Three informal polls were done recently on social media asking home educators if they were happy with Pennsylvania's homeschool law. 99% of those polled indicated that they were unhappy with the current law. The responses showed that many felt the law was too intrusive and overbearing.  The requirement to annually submit a notarized affidavit, educational objectives, and immunization records at the beginning of the school year, as well as an end-of-the-year portfolio and a portfolio evaluation to the school district are viewed as not only intrusive but excessive as well.

One home educator, Susan L., says, "I always hated the multitude of steps necessary to homeschool. From submitting objectives and coursework on an affidavit, to the physical forms, to the cost of a portfolio evaluation, to the extensive time of getting a portfolio together to the meeting with the district. Why does a parent need to prove they are invested in educating their own child? Why does the state think that I would not have a greater stake and investment in my children than a public educator would?"

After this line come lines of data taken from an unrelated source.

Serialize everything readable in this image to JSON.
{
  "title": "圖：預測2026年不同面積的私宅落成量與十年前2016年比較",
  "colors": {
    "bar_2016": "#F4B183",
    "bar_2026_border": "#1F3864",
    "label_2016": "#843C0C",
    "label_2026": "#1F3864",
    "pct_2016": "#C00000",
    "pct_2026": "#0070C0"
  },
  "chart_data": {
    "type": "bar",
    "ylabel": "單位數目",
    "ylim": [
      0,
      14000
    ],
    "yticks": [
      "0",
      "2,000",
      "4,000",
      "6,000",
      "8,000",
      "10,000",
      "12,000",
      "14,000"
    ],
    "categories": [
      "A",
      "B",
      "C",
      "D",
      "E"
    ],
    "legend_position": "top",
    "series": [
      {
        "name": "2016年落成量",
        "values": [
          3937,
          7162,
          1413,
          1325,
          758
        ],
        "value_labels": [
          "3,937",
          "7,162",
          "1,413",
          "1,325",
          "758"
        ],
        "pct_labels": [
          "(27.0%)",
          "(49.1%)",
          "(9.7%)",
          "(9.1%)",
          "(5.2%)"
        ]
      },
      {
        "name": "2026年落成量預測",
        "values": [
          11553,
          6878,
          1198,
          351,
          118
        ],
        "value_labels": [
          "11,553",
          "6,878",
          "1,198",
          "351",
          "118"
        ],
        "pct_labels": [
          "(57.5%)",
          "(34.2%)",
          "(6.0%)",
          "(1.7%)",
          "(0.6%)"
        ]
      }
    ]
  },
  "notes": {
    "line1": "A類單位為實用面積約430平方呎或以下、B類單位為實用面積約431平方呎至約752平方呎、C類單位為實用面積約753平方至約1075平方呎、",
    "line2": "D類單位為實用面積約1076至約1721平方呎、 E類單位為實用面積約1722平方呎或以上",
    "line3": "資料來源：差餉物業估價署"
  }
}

Three of those who responded to the poll said that they object to the school district collecting the portfolios for their own review after a portfolio evaluation has already been performed. They feel it is redundant to have a second review of a portfolio by the district when a certified evaluator has already completed this step. Some parents expressed an opinion that a large problem lies in the fact that each school district has their own interpretation of the law and also do not have an understanding of what the law is requiring.

Two parents privately shared information about their difficulties when dealing with the school district.  They have received phone calls from the district questioning them about their child's progress and inquiring whether certain subjects had been covered that year, even after the portfolio and portfolio evaluation submitted to the district clearly indicated that an appropriate education had occurred.  Not only did this create a distraction and add stress to a homeschooling family, but these inquiries, according to the law, are to be submitted in writing via certified mail and not by telephone.  These instances further lend themselves to prove that there is much misunderstanding and misinterpretation of the law among the school districts.

House Bill 1013 would remove administrative burdens on school districts and superintendents by allowing them to rely on the determinations of qualified portfolio evaluators, thus eliminating the re-evaluation by the school district.  Although there were various responses expressing dissatisfaction with the current homeschool law, there was an overall theme ringing through: home educators are deeply invested in their children's education and feel that Pennsylvania's restrictive laws say to them that the state, not the parents, knows what is best for their children.